Cashman needed someone he believed was equipped for a very particular role. On the field, the Yankees are not “managed” by the manager. They’re managed ahead of time, by analytics and there’s a very good chance that those same analytics people feed Boone directions “live” and in-game. I’ve said half-kiddingly that the Yankees are really run by “kids with I-Pads” but the truth is, real baseball lifers don’t run the Yankees.


Analytics runs the Yankees and that’s the path Hal Steinbrenner has chosen for the Yankees. He’ll never change running the team this way. It just won’t happen.


Yankees insiders and long-time fans who follow the team closely basically know how things work on the inside. Many of the decisions Boone makes might not actually be his moves, at least not entirely. He likely does very little 100-percent on his own.


We all know the Yankees Front Office maps out in advance how the bullpen should be used in a given game. We also know it's Boone’s job to manage but only so long as he does so in lock-step with whatever the plan is. Then, when the dust settles and the game is over, it’s Boone’s job to do what he was really put in place to do. He answers questions about the decisions that were made. Sometimes they work out, sometimes they don’t.


In effect, Boone shields both the front office and the players from public criticism. He even gets a tiny bit testy with the media when things go wrong, but never does he point the finger, instead, he comes up with valid reasons why things could have gone differently and points to the future, imagining out loud how things will be better next time. That’s Boone’s “schtick” and he’s very good at delivering various messages to this effect as the season goes along.


I wonder if even a single Yankees fan has wondered what it might be like to sit facing a few hundred cameras and microphones and have to answer each and every bloody question that the reporters ask – after every single “bleepin’” game! Doing that would wear most baseball lifers out very quickly. It clearly grated on Joe Girardi during his nine-year run in the Bronx.


Personally, I think Boone is simply a byproduct of Brain Cashman trying to let analytics really run the team while focusing on co-existing with team ownership, pacifying the needy New York media and recognizing that today’s millionaire players need to be mollycoddled.


We know that the media isn’t changing. They’re going to analyze every moment of every game, day-in and day-out. They’ll be waiting for answers all the while, all the time. The media in NY is omni-present, there’s no escaping it either. Why not pacify them on a daily basis with a healthy dose of Aaron Boone? He’s well-suited for the job! He keeps the media happy. Can you imagine Billy Martin talking to today’s media in a way that would “play” (work). I can’t.


We all know Hal Steinbrenner isn’t making any changes with Brian Cashman and we all know Brian Cashman isn’t going to risk hiring a manager that would point the finger in his direction or the player’s directions. This is why I suggest that the idea of changing Yankees leadership is moot. It would never happen.

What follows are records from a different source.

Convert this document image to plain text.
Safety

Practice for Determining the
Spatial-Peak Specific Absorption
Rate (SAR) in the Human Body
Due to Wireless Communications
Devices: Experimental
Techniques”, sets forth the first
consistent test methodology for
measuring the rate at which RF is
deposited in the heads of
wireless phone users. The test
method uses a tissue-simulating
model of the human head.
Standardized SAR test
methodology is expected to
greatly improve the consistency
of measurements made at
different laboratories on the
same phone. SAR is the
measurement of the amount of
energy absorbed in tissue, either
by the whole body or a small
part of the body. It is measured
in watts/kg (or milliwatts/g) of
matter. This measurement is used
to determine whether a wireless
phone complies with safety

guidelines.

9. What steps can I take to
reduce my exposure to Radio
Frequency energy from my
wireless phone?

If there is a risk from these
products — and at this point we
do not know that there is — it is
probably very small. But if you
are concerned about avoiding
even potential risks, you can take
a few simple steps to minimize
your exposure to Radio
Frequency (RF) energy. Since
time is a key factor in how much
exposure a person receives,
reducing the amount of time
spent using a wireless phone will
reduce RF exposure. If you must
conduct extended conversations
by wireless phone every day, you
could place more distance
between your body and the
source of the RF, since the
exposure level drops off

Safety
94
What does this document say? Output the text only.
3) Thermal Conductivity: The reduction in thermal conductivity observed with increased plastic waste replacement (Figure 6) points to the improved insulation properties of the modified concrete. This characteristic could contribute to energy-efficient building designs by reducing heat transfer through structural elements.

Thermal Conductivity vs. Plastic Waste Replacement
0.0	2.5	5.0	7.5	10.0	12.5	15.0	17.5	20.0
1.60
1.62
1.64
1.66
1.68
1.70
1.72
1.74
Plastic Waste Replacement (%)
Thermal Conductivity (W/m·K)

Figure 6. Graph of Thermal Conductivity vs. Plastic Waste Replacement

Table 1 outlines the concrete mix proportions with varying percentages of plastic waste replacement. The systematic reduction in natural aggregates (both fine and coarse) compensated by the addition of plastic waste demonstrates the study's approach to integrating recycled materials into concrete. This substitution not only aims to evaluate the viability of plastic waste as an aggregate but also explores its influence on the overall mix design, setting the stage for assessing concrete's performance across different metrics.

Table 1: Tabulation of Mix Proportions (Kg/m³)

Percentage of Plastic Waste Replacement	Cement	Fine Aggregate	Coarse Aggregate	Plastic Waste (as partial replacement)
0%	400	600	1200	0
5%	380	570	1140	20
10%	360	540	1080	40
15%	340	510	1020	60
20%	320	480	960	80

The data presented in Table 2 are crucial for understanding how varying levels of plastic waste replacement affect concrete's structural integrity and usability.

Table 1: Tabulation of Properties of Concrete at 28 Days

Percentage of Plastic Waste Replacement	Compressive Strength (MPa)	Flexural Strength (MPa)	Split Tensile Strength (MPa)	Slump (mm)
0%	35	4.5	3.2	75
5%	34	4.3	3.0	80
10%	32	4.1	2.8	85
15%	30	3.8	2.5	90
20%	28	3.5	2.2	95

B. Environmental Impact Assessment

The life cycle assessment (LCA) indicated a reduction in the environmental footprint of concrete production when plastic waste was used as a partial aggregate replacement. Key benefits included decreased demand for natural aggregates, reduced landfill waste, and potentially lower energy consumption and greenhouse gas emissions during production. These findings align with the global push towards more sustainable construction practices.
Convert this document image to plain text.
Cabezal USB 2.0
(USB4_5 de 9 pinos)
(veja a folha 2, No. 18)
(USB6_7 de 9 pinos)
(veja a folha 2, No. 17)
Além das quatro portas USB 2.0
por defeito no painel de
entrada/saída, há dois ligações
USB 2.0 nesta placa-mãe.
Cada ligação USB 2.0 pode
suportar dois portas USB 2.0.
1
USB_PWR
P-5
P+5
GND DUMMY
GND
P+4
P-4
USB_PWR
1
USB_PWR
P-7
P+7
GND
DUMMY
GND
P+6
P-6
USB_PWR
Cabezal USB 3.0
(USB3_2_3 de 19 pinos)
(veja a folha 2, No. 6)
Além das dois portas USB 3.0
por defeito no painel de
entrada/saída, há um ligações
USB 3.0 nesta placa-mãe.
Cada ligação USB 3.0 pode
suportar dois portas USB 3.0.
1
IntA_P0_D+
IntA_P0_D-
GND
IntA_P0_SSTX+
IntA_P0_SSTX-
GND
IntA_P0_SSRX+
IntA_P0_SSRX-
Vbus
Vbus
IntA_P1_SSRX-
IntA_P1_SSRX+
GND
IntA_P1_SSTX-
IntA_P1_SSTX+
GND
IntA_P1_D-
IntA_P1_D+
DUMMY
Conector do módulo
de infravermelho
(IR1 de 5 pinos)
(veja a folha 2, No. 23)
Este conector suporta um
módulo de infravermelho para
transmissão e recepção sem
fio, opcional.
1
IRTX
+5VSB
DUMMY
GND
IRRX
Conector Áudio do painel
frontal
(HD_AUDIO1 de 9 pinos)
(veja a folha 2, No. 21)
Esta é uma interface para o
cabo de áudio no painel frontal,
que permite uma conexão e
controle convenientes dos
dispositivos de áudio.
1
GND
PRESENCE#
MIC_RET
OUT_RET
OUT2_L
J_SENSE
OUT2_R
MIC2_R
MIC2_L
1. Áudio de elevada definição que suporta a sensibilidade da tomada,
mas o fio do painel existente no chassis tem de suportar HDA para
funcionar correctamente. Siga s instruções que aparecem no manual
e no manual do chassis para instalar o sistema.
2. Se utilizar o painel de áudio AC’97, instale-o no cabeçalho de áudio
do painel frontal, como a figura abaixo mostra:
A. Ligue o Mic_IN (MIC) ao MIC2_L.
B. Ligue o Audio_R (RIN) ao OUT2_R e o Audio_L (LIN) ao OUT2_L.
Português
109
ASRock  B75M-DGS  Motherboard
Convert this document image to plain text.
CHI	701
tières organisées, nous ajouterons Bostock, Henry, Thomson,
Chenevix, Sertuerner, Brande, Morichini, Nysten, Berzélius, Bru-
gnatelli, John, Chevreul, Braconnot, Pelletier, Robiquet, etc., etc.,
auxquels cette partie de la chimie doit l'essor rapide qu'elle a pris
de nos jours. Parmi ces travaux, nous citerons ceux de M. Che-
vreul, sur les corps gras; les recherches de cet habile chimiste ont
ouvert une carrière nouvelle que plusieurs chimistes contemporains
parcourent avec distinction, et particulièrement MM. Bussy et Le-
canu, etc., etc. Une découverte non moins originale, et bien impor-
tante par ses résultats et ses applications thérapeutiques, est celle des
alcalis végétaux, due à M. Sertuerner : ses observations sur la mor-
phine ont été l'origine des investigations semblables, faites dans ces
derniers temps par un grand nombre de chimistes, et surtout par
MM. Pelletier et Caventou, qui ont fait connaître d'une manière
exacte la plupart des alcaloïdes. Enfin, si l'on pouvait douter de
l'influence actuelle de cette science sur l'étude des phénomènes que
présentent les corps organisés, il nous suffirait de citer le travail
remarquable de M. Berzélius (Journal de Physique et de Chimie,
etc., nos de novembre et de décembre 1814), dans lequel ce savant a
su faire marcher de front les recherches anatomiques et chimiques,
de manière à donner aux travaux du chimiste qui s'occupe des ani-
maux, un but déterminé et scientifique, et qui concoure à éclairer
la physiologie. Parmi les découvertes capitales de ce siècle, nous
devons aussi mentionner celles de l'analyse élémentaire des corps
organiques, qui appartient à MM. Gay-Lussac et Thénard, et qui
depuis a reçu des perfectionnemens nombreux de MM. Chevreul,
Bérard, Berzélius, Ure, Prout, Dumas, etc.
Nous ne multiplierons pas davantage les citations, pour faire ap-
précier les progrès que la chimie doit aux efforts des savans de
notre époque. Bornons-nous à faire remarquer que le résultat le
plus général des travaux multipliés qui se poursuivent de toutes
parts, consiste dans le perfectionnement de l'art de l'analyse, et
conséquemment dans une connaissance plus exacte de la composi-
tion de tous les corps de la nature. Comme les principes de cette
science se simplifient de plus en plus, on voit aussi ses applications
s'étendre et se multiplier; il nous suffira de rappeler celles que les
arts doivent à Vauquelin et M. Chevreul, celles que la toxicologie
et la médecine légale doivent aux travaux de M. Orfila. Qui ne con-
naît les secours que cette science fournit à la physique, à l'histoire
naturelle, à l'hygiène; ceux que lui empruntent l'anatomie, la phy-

The team is being run the way the team needs to be run to exist and make money. Hal Steinbrenner is cool with that. He knows he’s spending enough to win consistently and he knows this BECAUSE MOST OTHER TEAMS DON’T/WON’T/CAN’T spend as much as he does. Sure, a few will outspend him but who cares?


If Steinbrenner were to match the highest spending teams, he’d forfeit millions of dollars of profits and he’s okay with not winning a paper title. Fans will keep coming to games if he keeps putting a winning team on the field. Things are going along perfectly well.


As far as failing to win the World Series? Seriously?? There’s always next time! “Things will be different!” “We haven’t met about this yet!” “We’re going back to the drawing board.” “We have work to do.” “We weren’t quite good enough.” “Injuries really hurt our ballclub this year.” –We’ve all heard each and every possible end of the season statement multiple times already.


That’s why Steinbrenner has Cashman and Boone in place! Please ask yourselves this question, Yankees fans: Are you seriously going to listen to Cashman’s and Steinbrenner’s year ending media sessions and expect change to occur? Seriously? Are you?